JudikaturOLG Wien

23Bs362/24i – OLG Wien Entscheidung

Entscheidung
17. April 2025

Kopf

Das Oberlandesgericht Wien hat als Berufungsgericht in der Strafsache gegen A*wegen des Vergehens der Unterschlagung nach § 134 Abs 1 und Abs 3 erster Fall StGB und einer weiteren strafbaren Handlung über die Berufung des Genannten wegen Nichtigkeit gegen das (Unzuständigkeits-)Urteil des Landesgerichts für Strafsachen Wien vom 29. August 2024, GZ **-32.5, nach der unter dem Vorsitz des Senatspräsidenten Dr. Aichinger, im Beisein der Richterin Mag. Staribacher und des Richters Mag. Trebuch LL.M. als weitere Senatsmitglieder, in Gegenwart der Oberstaatsanwältin Mag. Strnad des Angeklagten A* und seines Verteidigers Dr. Wolfgang Langeder durchgeführten Berufungsverhandlung am 17. April 2025 zu Recht erkannt:

Spruch

Der Berufung wird nicht Folge gegeben.

Entscheidungsgründe:

Text

Mit beim Landesgericht für Strafsachen Wien eingebrachtem Strafantrag vom 31. Mai 2024 legt die Staatsanwaltschaft Graz dem (richtig:) am ** geborenen österreichischen Staatsbürger A* ein als Vergehen der Unterschlagung nach § 134 Abs 1 und Abs 3 erster Fall StGB beurteiltes Verhalten zur Last (ON 18).

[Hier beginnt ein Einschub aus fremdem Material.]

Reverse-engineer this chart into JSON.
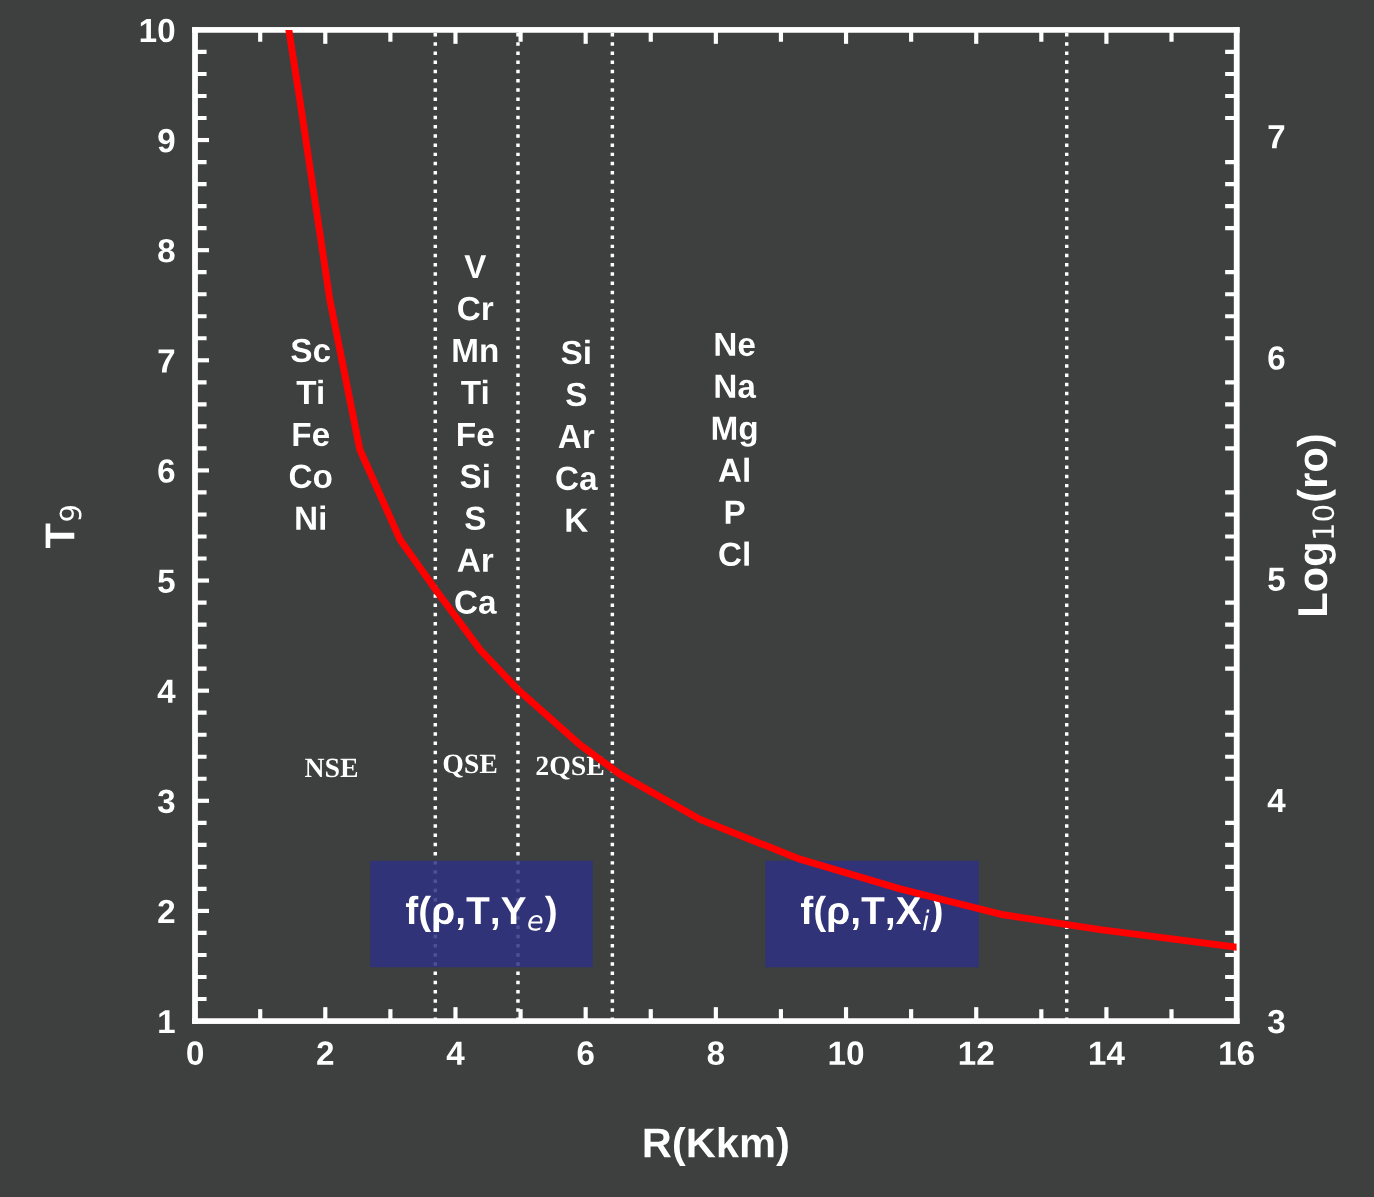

Demnach habe er sich am 17. September 2023 in B* ein fremdes Gut, das durch Irrtum oder sonst ohne sein Zutun in seinen Gewahrsam geraten ist, nämlich einen Geldbetrag von insgesamt 25.000 Euro, mit dem Vorsatz zugeeignet, sich dadurch unrechtmäßig zu bereichern, indem er in Bezug auf diesen Teil eines durch betrügerische Handlungen einem anderen von unbekannten Tätern herausgelockten und auf sein Konto überwiesenen Betrages (von gesamt 55.007 Euro) Behebungen tätigte und Überweisungen durchführte.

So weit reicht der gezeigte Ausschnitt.